# Naive Bayes Classification

![Bayes theorem](datasets_n_images/images/Bayestheorem_formulae.png 'Bayestheorem_formulae')

![NaiveBayesFormalae](datasets_n_images/images/naive_bayes_formulae.png 'naive_bayes_formulae')

# How Naive Bayes algorithm works?

!['Example Tables'](datasets_n_images/images/NaiveBayes_example_tables.png 'NaiveBayes_example_tables')

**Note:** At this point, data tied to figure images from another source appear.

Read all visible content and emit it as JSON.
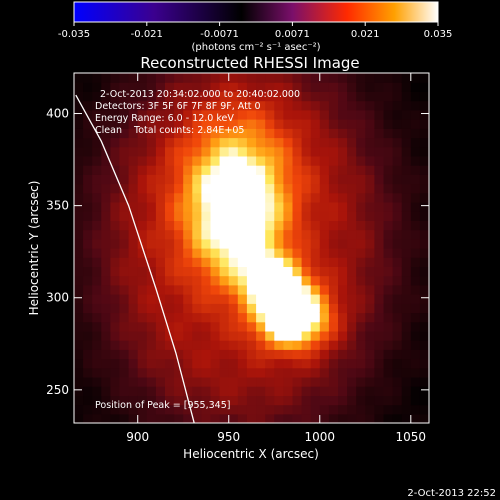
{
  "chart_data": {
    "type": "heatmap",
    "title": "Reconstructed RHESSI Image",
    "xlabel": "Heliocentric X (arcsec)",
    "ylabel": "Heliocentric Y (arcsec)",
    "xlim": [
      865,
      1060
    ],
    "ylim": [
      232,
      422
    ],
    "x_ticks": [
      900,
      950,
      1000,
      1050
    ],
    "y_ticks": [
      250,
      300,
      350,
      400
    ],
    "colorbar": {
      "range": [
        -0.035,
        0.035
      ],
      "ticks": [
        "-0.035",
        "-0.021",
        "-0.0071",
        "0.0071",
        "0.021",
        "0.035"
      ],
      "unit_label": "(photons cm⁻² s⁻¹ asec⁻²)",
      "colors": [
        "#0000ff",
        "#3b008f",
        "#000000",
        "#7a0f6a",
        "#ff2a00",
        "#ffa000",
        "#ffffff"
      ]
    },
    "annotations": {
      "time_range": "2-Oct-2013 20:34:02.000 to 20:40:02.000",
      "detectors": "Detectors: 3F 5F 6F 7F 8F 9F, Att 0",
      "energy": "Energy Range: 6.0 - 12.0 keV",
      "clean": "Clean    Total counts: 2.84E+05",
      "peak": "Position of Peak = [955,345]"
    },
    "sources": [
      {
        "x": 955,
        "y": 345,
        "rx": 22,
        "ry": 32,
        "peak": 1.0
      },
      {
        "x": 985,
        "y": 290,
        "rx": 14,
        "ry": 12,
        "peak": 0.82
      },
      {
        "x": 975,
        "y": 310,
        "rx": 12,
        "ry": 10,
        "peak": 0.45
      }
    ],
    "background_level": 0.35,
    "limb_curve": [
      [
        866,
        410
      ],
      [
        880,
        385
      ],
      [
        895,
        350
      ],
      [
        910,
        305
      ],
      [
        921,
        270
      ],
      [
        931,
        232
      ]
    ]
  },
  "footer_date": "2-Oct-2013 22:52"
}
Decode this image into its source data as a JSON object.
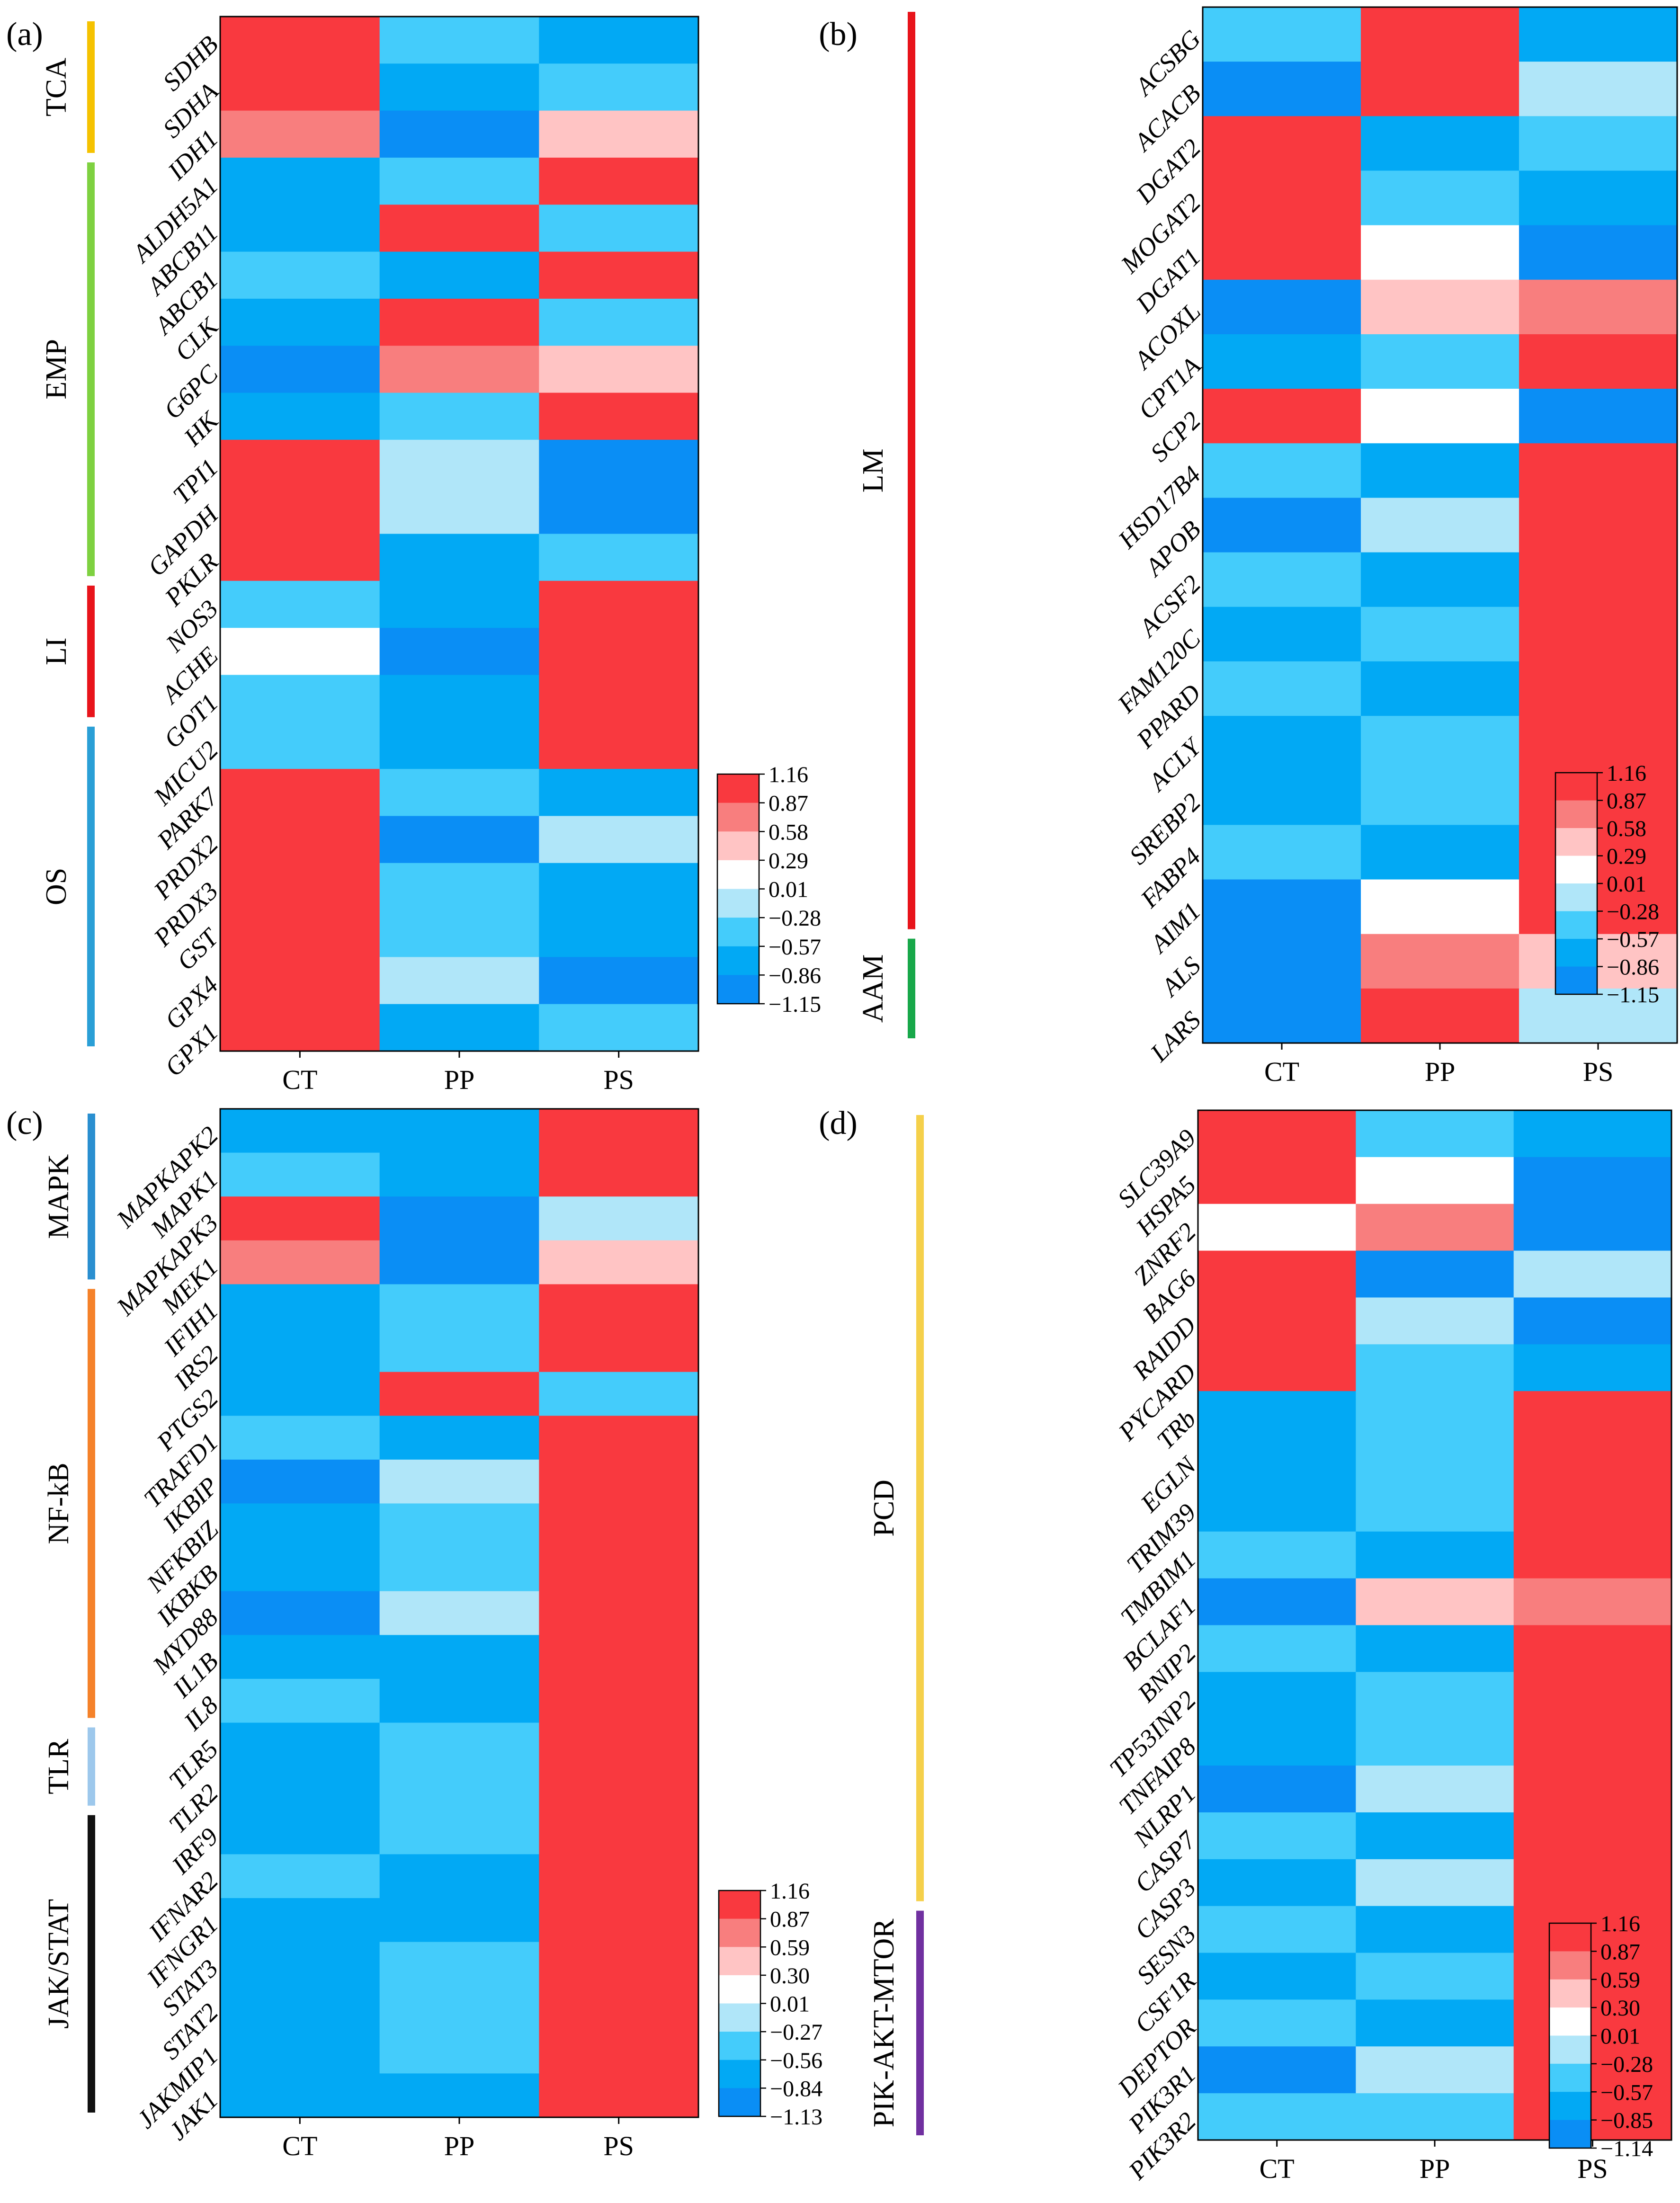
{
  "chart_data": [
    {
      "type": "heatmap",
      "panel_label": "(a)",
      "columns": [
        "CT",
        "PP",
        "PS"
      ],
      "rows": [
        "SDHB",
        "SDHA",
        "IDH1",
        "ALDH5A1",
        "ABCB11",
        "ABCB1",
        "CLK",
        "G6PC",
        "HK",
        "TPI1",
        "GAPDH",
        "PKLR",
        "NOS3",
        "ACHE",
        "GOT1",
        "MICU2",
        "PARK7",
        "PRDX2",
        "PRDX3",
        "GST",
        "GPX4",
        "GPX1"
      ],
      "values": [
        [
          1.16,
          -0.57,
          -0.86
        ],
        [
          1.16,
          -0.86,
          -0.57
        ],
        [
          0.87,
          -1.0,
          0.43
        ],
        [
          -0.86,
          -0.57,
          1.16
        ],
        [
          -0.86,
          1.16,
          -0.57
        ],
        [
          -0.57,
          -0.86,
          1.16
        ],
        [
          -0.86,
          1.16,
          -0.57
        ],
        [
          -1.0,
          0.87,
          0.43
        ],
        [
          -0.86,
          -0.57,
          1.16
        ],
        [
          1.16,
          -0.15,
          -1.0
        ],
        [
          1.16,
          -0.15,
          -1.0
        ],
        [
          1.16,
          -0.86,
          -0.57
        ],
        [
          -0.57,
          -0.86,
          1.16
        ],
        [
          0.15,
          -1.0,
          1.16
        ],
        [
          -0.57,
          -0.86,
          1.16
        ],
        [
          -0.57,
          -0.86,
          1.16
        ],
        [
          1.16,
          -0.57,
          -0.86
        ],
        [
          1.16,
          -1.0,
          -0.15
        ],
        [
          1.16,
          -0.57,
          -0.86
        ],
        [
          1.16,
          -0.57,
          -0.86
        ],
        [
          1.16,
          -0.15,
          -1.0
        ],
        [
          1.16,
          -0.86,
          -0.57
        ]
      ],
      "groups": [
        {
          "name": "TCA",
          "rows": [
            0,
            2
          ],
          "color": "#f5c200"
        },
        {
          "name": "EMP",
          "rows": [
            3,
            11
          ],
          "color": "#7ed140"
        },
        {
          "name": "LI",
          "rows": [
            12,
            14
          ],
          "color": "#e8141b"
        },
        {
          "name": "OS",
          "rows": [
            15,
            21
          ],
          "color": "#2a9fd6"
        }
      ],
      "colorbar_ticks": [
        "1.16",
        "0.87",
        "0.58",
        "0.29",
        "0.01",
        "−0.28",
        "−0.57",
        "−0.86",
        "−1.15"
      ]
    },
    {
      "type": "heatmap",
      "panel_label": "(b)",
      "columns": [
        "CT",
        "PP",
        "PS"
      ],
      "rows": [
        "ACSBG",
        "ACACB",
        "DGAT2",
        "MOGAT2",
        "DGAT1",
        "ACOXL",
        "CPT1A",
        "SCP2",
        "HSD17B4",
        "APOB",
        "ACSF2",
        "FAM120C",
        "PPARD",
        "ACLY",
        "SREBP2",
        "FABP4",
        "AIM1",
        "ALS",
        "LARS"
      ],
      "values": [
        [
          -0.57,
          1.16,
          -0.86
        ],
        [
          -1.0,
          1.16,
          -0.15
        ],
        [
          1.16,
          -0.86,
          -0.57
        ],
        [
          1.16,
          -0.57,
          -0.86
        ],
        [
          1.16,
          0.15,
          -1.0
        ],
        [
          -1.0,
          0.43,
          0.87
        ],
        [
          -0.86,
          -0.57,
          1.16
        ],
        [
          1.16,
          0.15,
          -1.0
        ],
        [
          -0.57,
          -0.86,
          1.16
        ],
        [
          -1.0,
          -0.15,
          1.16
        ],
        [
          -0.57,
          -0.86,
          1.16
        ],
        [
          -0.86,
          -0.57,
          1.16
        ],
        [
          -0.57,
          -0.86,
          1.16
        ],
        [
          -0.86,
          -0.57,
          1.16
        ],
        [
          -0.86,
          -0.57,
          1.16
        ],
        [
          -0.57,
          -0.86,
          1.16
        ],
        [
          -1.0,
          0.15,
          1.16
        ],
        [
          -1.0,
          0.87,
          0.43
        ],
        [
          -1.0,
          1.16,
          -0.15
        ]
      ],
      "groups": [
        {
          "name": "LM",
          "rows": [
            0,
            16
          ],
          "color": "#e8141b"
        },
        {
          "name": "AAM",
          "rows": [
            17,
            18
          ],
          "color": "#18a84a"
        }
      ],
      "colorbar_ticks": [
        "1.16",
        "0.87",
        "0.58",
        "0.29",
        "0.01",
        "−0.28",
        "−0.57",
        "−0.86",
        "−1.15"
      ]
    },
    {
      "type": "heatmap",
      "panel_label": "(c)",
      "columns": [
        "CT",
        "PP",
        "PS"
      ],
      "rows": [
        "MAPKAPK2",
        "MAPK1",
        "MAPKAPK3",
        "MEK1",
        "IFIH1",
        "IRS2",
        "PTGS2",
        "TRAFD1",
        "IKBIP",
        "NFKBIZ",
        "IKBKB",
        "MYD88",
        "IL1B",
        "IL8",
        "TLR5",
        "TLR2",
        "IRF9",
        "IFNAR2",
        "IFNGR1",
        "STAT3",
        "STAT2",
        "JAKMIP1",
        "JAK1"
      ],
      "values": [
        [
          -0.86,
          -0.86,
          1.16
        ],
        [
          -0.57,
          -0.86,
          1.16
        ],
        [
          1.16,
          -1.0,
          -0.15
        ],
        [
          0.87,
          -1.0,
          0.43
        ],
        [
          -0.86,
          -0.57,
          1.16
        ],
        [
          -0.86,
          -0.57,
          1.16
        ],
        [
          -0.86,
          1.16,
          -0.57
        ],
        [
          -0.57,
          -0.86,
          1.16
        ],
        [
          -1.0,
          -0.15,
          1.16
        ],
        [
          -0.86,
          -0.57,
          1.16
        ],
        [
          -0.86,
          -0.57,
          1.16
        ],
        [
          -1.0,
          -0.15,
          1.16
        ],
        [
          -0.86,
          -0.86,
          1.16
        ],
        [
          -0.57,
          -0.86,
          1.16
        ],
        [
          -0.86,
          -0.57,
          1.16
        ],
        [
          -0.86,
          -0.57,
          1.16
        ],
        [
          -0.86,
          -0.57,
          1.16
        ],
        [
          -0.57,
          -0.86,
          1.16
        ],
        [
          -0.86,
          -0.86,
          1.16
        ],
        [
          -0.86,
          -0.57,
          1.16
        ],
        [
          -0.86,
          -0.57,
          1.16
        ],
        [
          -0.86,
          -0.57,
          1.16
        ],
        [
          -0.86,
          -0.86,
          1.16
        ]
      ],
      "groups": [
        {
          "name": "MAPK",
          "rows": [
            0,
            3
          ],
          "color": "#2a8fd0"
        },
        {
          "name": "NF-kB",
          "rows": [
            4,
            13
          ],
          "color": "#f5822a"
        },
        {
          "name": "TLR",
          "rows": [
            14,
            15
          ],
          "color": "#9dc8ec"
        },
        {
          "name": "JAK/STAT",
          "rows": [
            16,
            22
          ],
          "color": "#111111"
        }
      ],
      "colorbar_ticks": [
        "1.16",
        "0.87",
        "0.59",
        "0.30",
        "0.01",
        "−0.27",
        "−0.56",
        "−0.84",
        "−1.13"
      ]
    },
    {
      "type": "heatmap",
      "panel_label": "(d)",
      "columns": [
        "CT",
        "PP",
        "PS"
      ],
      "rows": [
        "SLC39A9",
        "HSPA5",
        "ZNRF2",
        "BAG6",
        "RAIDD",
        "PYCARD",
        "TRb",
        "EGLN",
        "TRIM39",
        "TMBIM1",
        "BCLAF1",
        "BNIP2",
        "TP53INP2",
        "TNFAIP8",
        "NLRP1",
        "CASP7",
        "CASP3",
        "SESN3",
        "CSF1R",
        "DEPTOR",
        "PIK3R1",
        "PIK3R2"
      ],
      "values": [
        [
          1.16,
          -0.57,
          -0.86
        ],
        [
          1.16,
          0.15,
          -1.0
        ],
        [
          0.15,
          0.87,
          -1.0
        ],
        [
          1.16,
          -1.0,
          -0.15
        ],
        [
          1.16,
          -0.15,
          -1.0
        ],
        [
          1.16,
          -0.57,
          -0.86
        ],
        [
          -0.86,
          -0.57,
          1.16
        ],
        [
          -0.86,
          -0.57,
          1.16
        ],
        [
          -0.86,
          -0.57,
          1.16
        ],
        [
          -0.57,
          -0.86,
          1.16
        ],
        [
          -1.0,
          0.43,
          0.87
        ],
        [
          -0.57,
          -0.86,
          1.16
        ],
        [
          -0.86,
          -0.57,
          1.16
        ],
        [
          -0.86,
          -0.57,
          1.16
        ],
        [
          -1.0,
          -0.15,
          1.16
        ],
        [
          -0.57,
          -0.86,
          1.16
        ],
        [
          -0.86,
          -0.15,
          1.16
        ],
        [
          -0.57,
          -0.86,
          1.16
        ],
        [
          -0.86,
          -0.57,
          1.16
        ],
        [
          -0.57,
          -0.86,
          1.16
        ],
        [
          -1.0,
          -0.15,
          1.16
        ],
        [
          -0.57,
          -0.57,
          1.16
        ]
      ],
      "groups": [
        {
          "name": "PCD",
          "rows": [
            0,
            16
          ],
          "color": "#f5d04a"
        },
        {
          "name": "PIK-AKT-MTOR",
          "rows": [
            17,
            21
          ],
          "color": "#7030a0"
        }
      ],
      "colorbar_ticks": [
        "1.16",
        "0.87",
        "0.59",
        "0.30",
        "0.01",
        "−0.28",
        "−0.57",
        "−0.85",
        "−1.14"
      ]
    }
  ],
  "palette": {
    "bins": [
      "#0a8ef5",
      "#02a9f4",
      "#44ccfb",
      "#b0e6f9",
      "#ffffff",
      "#ffc4c4",
      "#f87e7e",
      "#f9393f"
    ],
    "frame": "#000000"
  }
}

# A basic model using Naive Bayes in Python

In [1]:
# scikit learn (python library) will help here to build a Naive Bayes model 
# in Python.  There are three types of Naive Bayes model 
# under scikit learn library:

# 1> Gaussian : Used in classification and assumes that features 
#               follow a normal distribution.
# 2> Multinomial (http://mathworld.wolfram.com/MultinomialDistribution.html)
# 3> Bernoulli (http://mathworld.wolfram.com/BernoulliDistribution.html)

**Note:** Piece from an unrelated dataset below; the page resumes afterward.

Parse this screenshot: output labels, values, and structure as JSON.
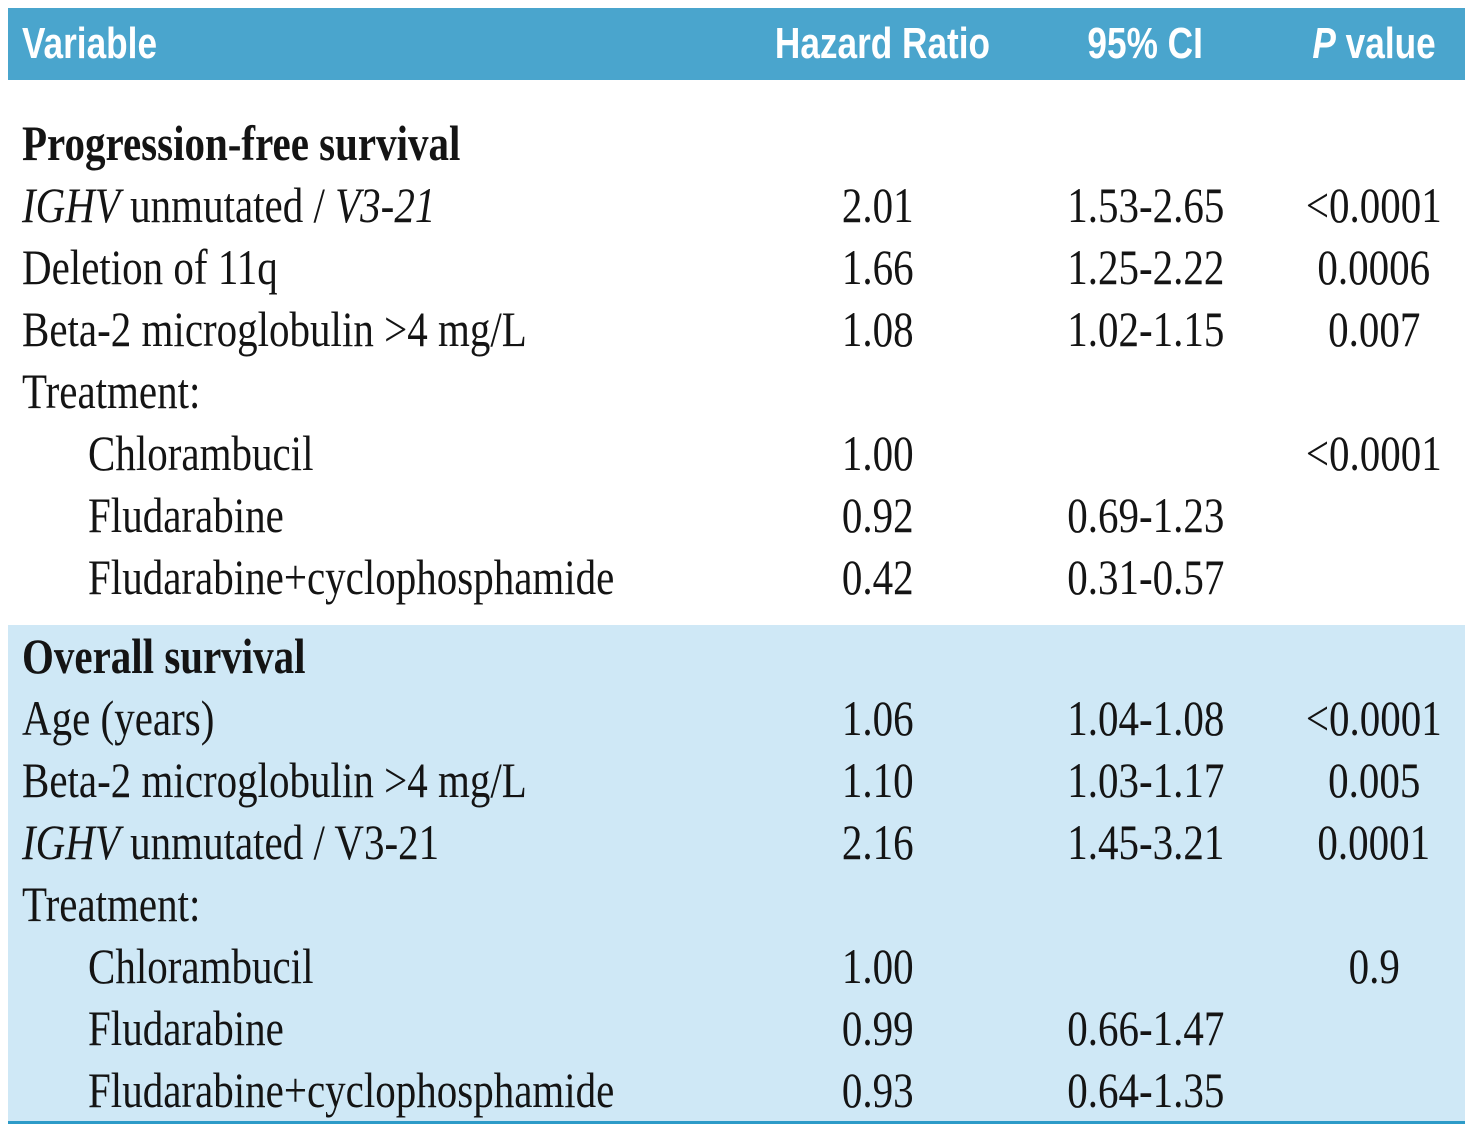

# Below is the example of Gaussian model.

# Import Library of Gaussian Naive Bayes model
from sklearn.naive_bayes import GaussianNB
import numpy as np

# assigning predictor and target variables
x = np.array([[-3,7],[1,5], [1,2], [-2,0], [2,3], 
             [-4,0], [-1,1], [1,1], [-2,2], [2,7], [-4,1], [-2,7]])

Y = np.array([3, 3, 3, 3, 4, 3, 3, 4, 3, 4, 4, 4])

In [2]:
# type your code. Comments shouldguide you.
# Create a Gaussian Classifier
model = GaussianNB()

# Train the model using the training sets 
model.fit(x,Y)

# Predict Output 
predicted = model.predict([[1,2],[3,4]])
print(predicted)

[3 4]


In [3]:

from sklearn.naive_bayes import BernoulliNB
import numpy as np

# assigning predictor and target variables
x = np.array([[-3,7],[1,5], [1,2], [-2,0], [2,3], 
             [-4,0], [-1,1], [1,1], [-2,2], [2,7], [-4,1], [-2,7]])

Y = np.array([3, 3, 3, 3, 4, 3, 3, 4, 3, 4, 4, 4])

# type your code. Comments shouldguide you.
# Create a Gaussian Classifier
model = BernoulliNB()

# Train the model using the training sets 
model.fit(x,Y)

# Predict Output 
predicted = model.predict([[1,2],[3,4]])
print(predicted)

[4 4]


In [4]:

from sklearn.naive_bayes import MultinomialNB
import numpy as np

# assigning predictor and target variables
x = np.array([[-3,7],[1,5], [1,2], [-2,0], [2,3], 
             [-4,0], [-1,1], [1,1], [-2,2], [2,7], [-4,1], [-2,7]])

Y = np.array([3, 3, 3, 3, 4, 3, 3, 4, 3, 4, 4, 4])

# type your code. Comments shouldguide you.
# Create a Gaussian Classifier
model = MultinomialNB()

# Train the model using the training sets 
model.fit(x,Y)

# Predict Output 
predicted = model.predict([[1,2],[3,4]])
print(predicted)

ValueError: Negative values in data passed to MultinomialNB (input X)

# Where is Naive Bayes Classifier used ?

1> Real time Prediction 
2> Text classification / Spam Filtering 
3> Recommendation System 

# What are the Pros and Cons of Naive Bayes?

Pros:
-------
1> It is easy and fast to predict class of test data set. It also performs well in multi class prediction. 

2> When assumption of independence holds, a Naive Bayes classifier performs better compare to other models like logistic regression and you need less training data.

3> It perform well in case of categorical input variables compared to numerical variable(s). For numerical variable, normal distribution is assumed (bell curve, which is a strong assumption). 

Cons:
--------
1> If categorical variable has a category (in test data set), which was not observed in training data set, then model will assign a 0 (zero) probability and will be unable to make a prediction. This is often known as “Zero Frequency”. To solve this, we can use the smoothing technique. One of the simplest smoothing techniques is called Laplace estimation.

2> On the other side naive Bayes is also known as a bad estimator, so the probability outputs from predict_proba are not to be taken too seriously.

3> Another limitation of Naive Bayes is the assumption of independent predictors. In real life, it is almost impossible that we get a set of predictors which are completely independent.